By converting each page to an async import, we were able to load each page async at the time its route is accessed. In addition, some of the pages were co-located with their route factory, so I moved them to their own files for a dynamic import. Finally, some state managers were being statically imported regardless of route, so those were relocated, as well.

  • Registration of some start services were conditional, and contain their own async calls. I removed those from the register helper, (which itself was a brute-force offload of code from the plugin, but still loaded every time), and loaded them async if the conditions apply.
  • I moved flyouts, modals, expanding rows, and other conditionally-rendered components to React.lazy async modules, (using dynamic from @kbn/shared-ux-utility).
  • A lot of export * from ... exports were obscuring what code was actually being consumed. For example, public/shared.ts was exporting everything from a lot of common files.
    • By refactoring these exports to accurately reflect what is being consumed outside the ml plugin, we are able to track their consumption, (and also reduce the size of that bundle).
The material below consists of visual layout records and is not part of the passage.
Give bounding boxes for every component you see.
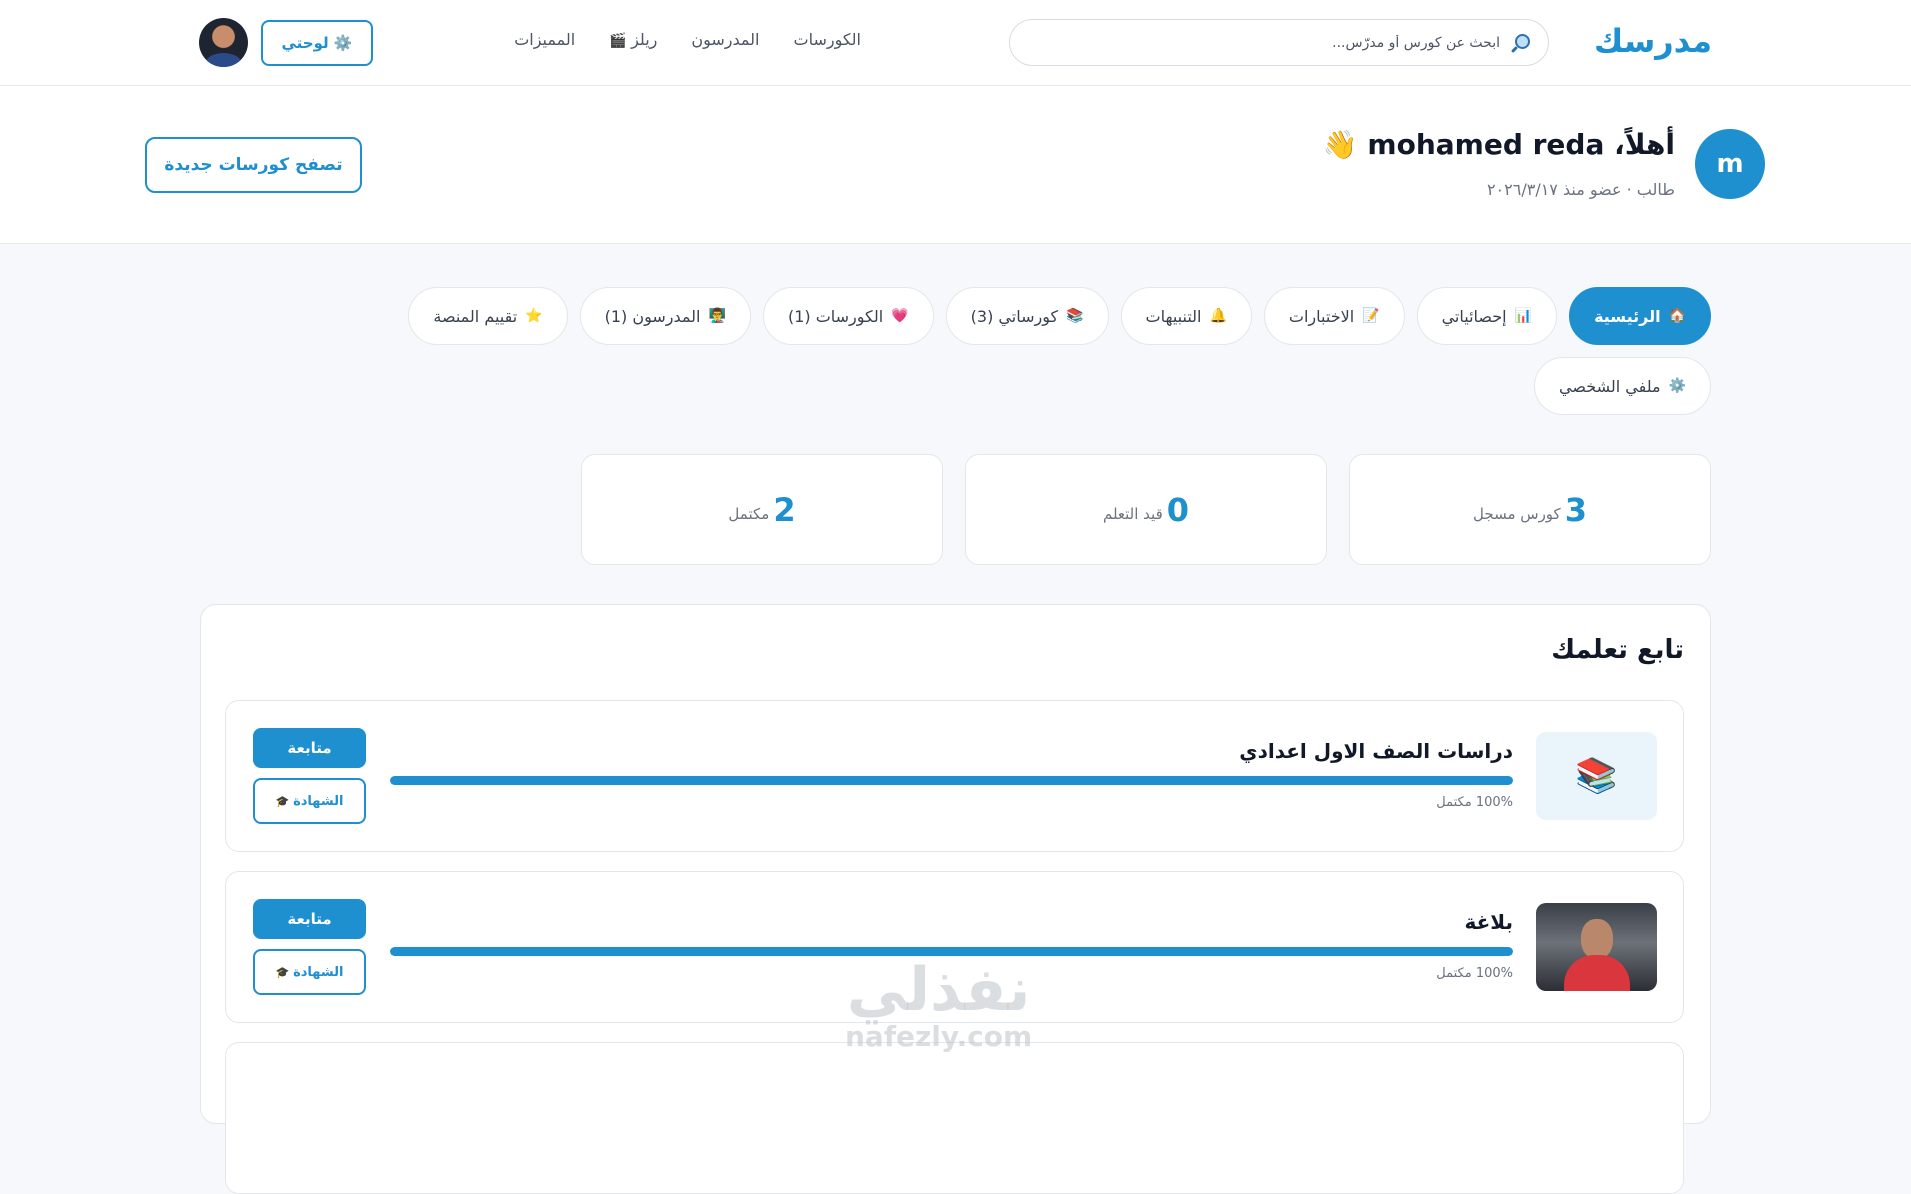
course-title[interactable]: دراسات الصف الاول اعدادي: [1239, 739, 1513, 763]
tab-label: الرئيسية: [1594, 306, 1661, 326]
continue-button[interactable]: متابعة: [253, 899, 366, 939]
tab-label: التنبيهات: [1145, 306, 1202, 326]
nav-link-teachers[interactable]: المدرسون: [691, 30, 759, 49]
home-icon: 🏠: [1668, 308, 1686, 324]
progress-text: 100% مكتمل: [1436, 795, 1513, 810]
stat-label: مكتمل: [728, 504, 770, 523]
bell-icon: 🔔: [1209, 308, 1227, 324]
progress-fill: [390, 947, 1513, 956]
section-title: تابع تعلمك: [1551, 635, 1684, 665]
progress-text: 100% مكتمل: [1436, 966, 1513, 981]
books-icon: 📚: [1066, 308, 1084, 324]
profile-greeting: أهلاً، mohamed reda 👋: [1322, 128, 1675, 161]
tab-teachers[interactable]: 👨‍🏫 المدرسون (1): [579, 287, 751, 345]
tab-label: كورساتي (3): [970, 306, 1059, 326]
tab-my-courses[interactable]: 📚 كورساتي (3): [945, 287, 1109, 345]
course-card: [225, 1042, 1684, 1194]
tab-profile[interactable]: ⚙️ ملفي الشخصي: [1534, 357, 1711, 415]
profile-avatar: m: [1695, 129, 1765, 199]
nav-link-reels[interactable]: ريلز: [609, 30, 657, 49]
nav-link-courses[interactable]: الكورسات: [794, 30, 862, 49]
tab-label: تقييم المنصة: [433, 306, 518, 326]
search-bar[interactable]: [1009, 19, 1549, 66]
stat-completed: 2 مكتمل: [581, 454, 943, 565]
memo-icon: 📝: [1362, 308, 1380, 324]
top-navbar: مدرسك الكورسات المدرسون ريلز المميزات ⚙️…: [0, 0, 1911, 86]
course-title[interactable]: بلاغة: [1465, 910, 1514, 934]
progress-fill: [390, 776, 1513, 785]
teacher-photo-body: [1564, 955, 1630, 991]
dashboard-tabs: 🏠 الرئيسية 📊 إحصائياتي 📝 الاختبارات 🔔 التنبي…: [371, 287, 1711, 415]
tab-label: الاختبارات: [1288, 306, 1355, 326]
stats-cards: 3 كورس مسجل 0 قيد التعلم 2 مكتمل: [581, 454, 1711, 565]
stat-label: كورس مسجل: [1473, 504, 1561, 523]
tab-label: ملفي الشخصي: [1559, 376, 1661, 396]
course-thumbnail[interactable]: 📚: [1536, 732, 1657, 820]
browse-courses-button[interactable]: تصفح كورسات جديدة: [145, 137, 362, 193]
certificate-button[interactable]: الشهادة: [253, 949, 366, 995]
site-logo[interactable]: مدرسك: [1594, 22, 1712, 60]
search-input[interactable]: [1026, 34, 1500, 51]
search-icon: [1510, 32, 1532, 54]
tab-rate-platform[interactable]: ⭐ تقييم المنصة: [408, 287, 568, 345]
teacher-icon: 👨‍🏫: [708, 308, 726, 324]
tab-notifications[interactable]: 🔔 التنبيهات: [1120, 287, 1252, 345]
continue-button[interactable]: متابعة: [253, 728, 366, 768]
nav-link-features[interactable]: المميزات: [514, 30, 575, 49]
star-icon: ⭐: [525, 308, 543, 324]
tab-courses[interactable]: 💗 الكورسات (1): [762, 287, 934, 345]
course-card: 📚 دراسات الصف الاول اعدادي 100% مكتمل مت…: [225, 700, 1684, 852]
teacher-photo-face: [1581, 919, 1613, 959]
stat-value: 0: [1166, 490, 1190, 529]
tab-exams[interactable]: 📝 الاختبارات: [1263, 287, 1405, 345]
stat-enrolled: 3 كورس مسجل: [1349, 454, 1711, 565]
stat-value: 3: [1564, 490, 1587, 529]
stat-in-progress: 0 قيد التعلم: [965, 454, 1327, 565]
profile-meta: طالب · عضو منذ ٢٠٢٦/٣/١٧: [1486, 180, 1675, 199]
progress-bar: [390, 947, 1513, 956]
tab-label: المدرسون (1): [604, 306, 701, 326]
profile-header: m أهلاً، mohamed reda 👋 طالب · عضو منذ ٢…: [0, 86, 1911, 244]
tab-label: إحصائياتي: [1441, 306, 1507, 326]
certificate-button[interactable]: الشهادة: [253, 778, 366, 824]
continue-learning-panel: تابع تعلمك 📚 دراسات الصف الاول اعدادي 10…: [200, 604, 1711, 1194]
chart-icon: 📊: [1514, 308, 1533, 324]
nav-link-reels-label: ريلز: [631, 30, 658, 49]
progress-bar: [390, 776, 1513, 785]
nav-links: الكورسات المدرسون ريلز المميزات: [514, 30, 861, 49]
course-thumbnail[interactable]: [1536, 903, 1657, 991]
dashboard-button[interactable]: ⚙️ لوحتي: [261, 20, 373, 66]
gear-icon: ⚙️: [1668, 378, 1686, 394]
heart-icon: 💗: [891, 308, 909, 324]
stat-label: قيد التعلم: [1102, 504, 1163, 523]
tab-label: الكورسات (1): [787, 306, 884, 326]
stat-value: 2: [773, 490, 796, 529]
books-icon: 📚: [1575, 756, 1618, 796]
user-avatar[interactable]: [199, 18, 248, 67]
course-card: بلاغة 100% مكتمل متابعة الشهادة: [225, 871, 1684, 1023]
tab-home[interactable]: 🏠 الرئيسية: [1569, 287, 1711, 345]
tab-stats[interactable]: 📊 إحصائياتي: [1416, 287, 1558, 345]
  • Exporting * from an index file means that all exports are loaded when the file is imported. We should avoid this as much as possible, opting instead to directly import components from their source files.
  • We should avoid importing global variables from a large file, opting for a small constants file instead.
  • Care should be taken to ensure async dynamic calls are placed properly, (e.g. at the very top of the conditional import).
  • Conditional calls to services in start should be loaded async, (e.g. if a dependency plugin is enabled, a configuration is set, etc.).